No sistema atual as vítimas não recebem absolutamente nada e, nesse novo contexto, o reverso seria feito. O apoio às vítimas seria dado de diversas formas exemplificadas pelo autor: por meio de compensação econômica do Estado; um sistema de seguro simplificado; o apoio simbólico em situação de luto e pesar; abrigos para onde levar as pessoas quando necessitarem de proteção; centros de apoio para mulheres vítimas de violência, entre outras possibilidades. Logo, ao invés de se aumentar a punição do transgressor de acordo com a gravidade de sua transgressão, haveria um aumento do apoio à vítima na medida da gravidade da transgressão.


A procura de recursos para o transgressor seria feita numa transição do que temos hoje como “guerra contra o crime” para uma “guerra contra a pobreza”. Isso seria feito por meio de moradias decentes, programas de trabalho, educação e tratamento não baseados na força, além de uma mudança na política de drogas. Haveria uma legalização das drogas, tornando-as disponíveis sob condições sanitárias e supervisionadas, neutralizando o mercado ilegal e reduzindo drasticamente a quantidade de crimes relacionados às drogas.

A pergunta aqui, é: quem pagaria por tudo isso? E a resposta é simples: as prisões. O desmantelamento das prisões daria somas vultuosas de dinheiro que serviriam para as vítimas e os transgressores. Ainda, em termos de metas presentes, assumindo que alguns indivíduos ainda permanecerão encarcerados, a ideia é lutar para que os critérios sejam alterados, estabelecendo-se um limite absoluto para o número de celas fechadas para tais pessoas.

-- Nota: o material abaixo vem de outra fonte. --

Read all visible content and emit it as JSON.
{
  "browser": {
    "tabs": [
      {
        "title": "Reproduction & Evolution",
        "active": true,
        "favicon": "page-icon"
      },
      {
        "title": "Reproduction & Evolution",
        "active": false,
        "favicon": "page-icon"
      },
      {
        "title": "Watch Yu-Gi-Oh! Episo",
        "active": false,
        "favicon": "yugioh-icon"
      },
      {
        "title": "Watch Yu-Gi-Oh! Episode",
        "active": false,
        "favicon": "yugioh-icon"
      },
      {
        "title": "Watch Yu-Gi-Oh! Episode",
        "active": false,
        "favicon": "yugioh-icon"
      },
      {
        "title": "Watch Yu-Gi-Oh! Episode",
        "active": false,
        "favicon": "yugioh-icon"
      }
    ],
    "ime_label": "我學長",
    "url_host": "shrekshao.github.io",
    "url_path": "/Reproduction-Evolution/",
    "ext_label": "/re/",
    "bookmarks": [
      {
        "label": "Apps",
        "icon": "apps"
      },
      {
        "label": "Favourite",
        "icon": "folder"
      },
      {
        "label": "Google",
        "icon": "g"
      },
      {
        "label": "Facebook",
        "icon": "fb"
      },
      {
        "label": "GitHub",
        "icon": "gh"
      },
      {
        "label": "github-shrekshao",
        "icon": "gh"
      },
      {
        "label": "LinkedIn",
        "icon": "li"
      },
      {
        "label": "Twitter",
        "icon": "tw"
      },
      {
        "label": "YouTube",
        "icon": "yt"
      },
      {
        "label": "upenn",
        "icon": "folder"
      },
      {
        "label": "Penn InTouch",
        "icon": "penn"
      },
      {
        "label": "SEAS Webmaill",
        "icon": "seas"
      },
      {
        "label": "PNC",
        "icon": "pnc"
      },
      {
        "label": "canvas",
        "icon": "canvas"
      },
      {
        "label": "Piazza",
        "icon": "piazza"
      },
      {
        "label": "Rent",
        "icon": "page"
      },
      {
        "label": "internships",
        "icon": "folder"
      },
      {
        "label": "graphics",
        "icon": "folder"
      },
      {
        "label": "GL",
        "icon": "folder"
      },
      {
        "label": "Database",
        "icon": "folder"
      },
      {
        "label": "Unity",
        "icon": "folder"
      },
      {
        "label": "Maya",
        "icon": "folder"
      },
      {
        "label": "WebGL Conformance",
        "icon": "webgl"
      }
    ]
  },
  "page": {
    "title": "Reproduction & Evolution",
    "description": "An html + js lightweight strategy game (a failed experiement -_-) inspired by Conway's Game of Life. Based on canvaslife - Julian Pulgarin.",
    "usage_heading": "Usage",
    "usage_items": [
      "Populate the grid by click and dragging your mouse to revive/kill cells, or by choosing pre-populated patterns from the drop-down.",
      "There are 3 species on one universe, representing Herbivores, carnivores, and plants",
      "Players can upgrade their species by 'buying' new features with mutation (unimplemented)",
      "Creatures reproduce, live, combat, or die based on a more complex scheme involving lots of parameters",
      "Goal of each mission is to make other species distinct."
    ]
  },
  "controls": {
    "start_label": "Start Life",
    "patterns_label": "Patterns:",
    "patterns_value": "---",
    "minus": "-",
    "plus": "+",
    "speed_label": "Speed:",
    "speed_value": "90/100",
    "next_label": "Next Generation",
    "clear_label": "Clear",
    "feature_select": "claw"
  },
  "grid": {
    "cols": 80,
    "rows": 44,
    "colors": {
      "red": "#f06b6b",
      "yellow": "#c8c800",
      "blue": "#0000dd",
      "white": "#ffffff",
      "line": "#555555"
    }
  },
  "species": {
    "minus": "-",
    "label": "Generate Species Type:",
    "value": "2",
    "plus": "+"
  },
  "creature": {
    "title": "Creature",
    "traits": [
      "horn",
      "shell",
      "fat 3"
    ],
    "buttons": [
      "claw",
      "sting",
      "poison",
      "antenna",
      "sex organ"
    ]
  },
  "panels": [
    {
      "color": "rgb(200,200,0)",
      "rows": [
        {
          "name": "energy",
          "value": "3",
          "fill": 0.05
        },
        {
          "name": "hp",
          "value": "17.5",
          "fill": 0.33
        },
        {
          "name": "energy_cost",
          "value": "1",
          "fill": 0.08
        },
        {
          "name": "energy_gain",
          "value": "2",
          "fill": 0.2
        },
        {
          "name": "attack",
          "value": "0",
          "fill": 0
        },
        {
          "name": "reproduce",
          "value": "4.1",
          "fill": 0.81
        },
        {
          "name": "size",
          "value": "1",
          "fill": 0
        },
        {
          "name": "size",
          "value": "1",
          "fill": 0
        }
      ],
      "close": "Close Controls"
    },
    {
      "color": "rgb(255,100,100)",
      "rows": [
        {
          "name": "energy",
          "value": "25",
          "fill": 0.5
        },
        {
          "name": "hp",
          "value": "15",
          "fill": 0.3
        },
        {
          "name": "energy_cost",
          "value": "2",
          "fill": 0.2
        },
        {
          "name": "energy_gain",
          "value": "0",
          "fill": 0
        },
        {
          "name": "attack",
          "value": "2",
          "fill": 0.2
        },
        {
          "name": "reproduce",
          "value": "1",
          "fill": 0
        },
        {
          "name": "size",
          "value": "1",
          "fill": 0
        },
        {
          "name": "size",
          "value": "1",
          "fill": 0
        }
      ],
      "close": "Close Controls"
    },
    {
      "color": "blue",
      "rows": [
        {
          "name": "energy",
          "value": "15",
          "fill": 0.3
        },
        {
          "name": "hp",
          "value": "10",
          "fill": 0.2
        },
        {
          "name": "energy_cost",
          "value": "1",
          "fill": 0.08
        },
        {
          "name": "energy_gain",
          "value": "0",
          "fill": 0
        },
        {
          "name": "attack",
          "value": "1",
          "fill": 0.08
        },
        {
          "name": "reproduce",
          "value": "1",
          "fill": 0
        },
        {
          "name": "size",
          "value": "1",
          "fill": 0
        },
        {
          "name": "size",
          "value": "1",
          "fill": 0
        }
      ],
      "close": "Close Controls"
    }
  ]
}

Sem deixar de ser cético em relação a cenários políticos complicados para a sua pauta, o sociólogo norueguês diagnostica que os meios de comunicação em massa são a principal chave que protege a prisão e mantém a sua irracionalidade em segredo. Assim, se a mídia mudasse o conteúdo de um divertimento superficial para um conhecimento crítico, seria criada uma mudança cultural básica com repercussões em todas as áreas, atingindo a todos, até aqueles que se beneficiam do sistema carcerário atual. A linha de ação por ele defendida é o alternativ offentlighet, um espaço público alternativo na política penal, em que a argumentação e o pensamento honesto e escrupuloso representariam os valores dominantes.


Com isso, a teoria de Mathiesen delineia em vários níveis o que seria uma proposta abolicionista ideal aos seus olhos, bem como os caminhos mais básicos para que isso seja de fato possível, e não apenas um sonho. Longe de ser algo “metafísico”, essas proposições têm forte base empírica, suporte esse que cresce constantemente, tendo em vista que o sociólogo elaborou esse trabalho no final dos anos 1990, e após esse período muito mais conteúdo foi produzido apoiando cada uma de suas teses.


A irracionalidade da prisão é de fato um segredo, mas eu acredito que ao menos a alguns de nós ele já foi revelado, e que isso deve ser um incentivo para que nós espalhemos esse segredo para o máximo de pessoas possível. A prisão pode ser irracional, e nós bem temos os nossos bugs comportamentais que minam parte de nossa racionalidade, mas, na situação em que nos encontramos, devemos nos agarrar ao pouco de método, ciência e racionalidade que ainda possuímos no espaço social, especialmente quando tudo isso se encontra sob ataque.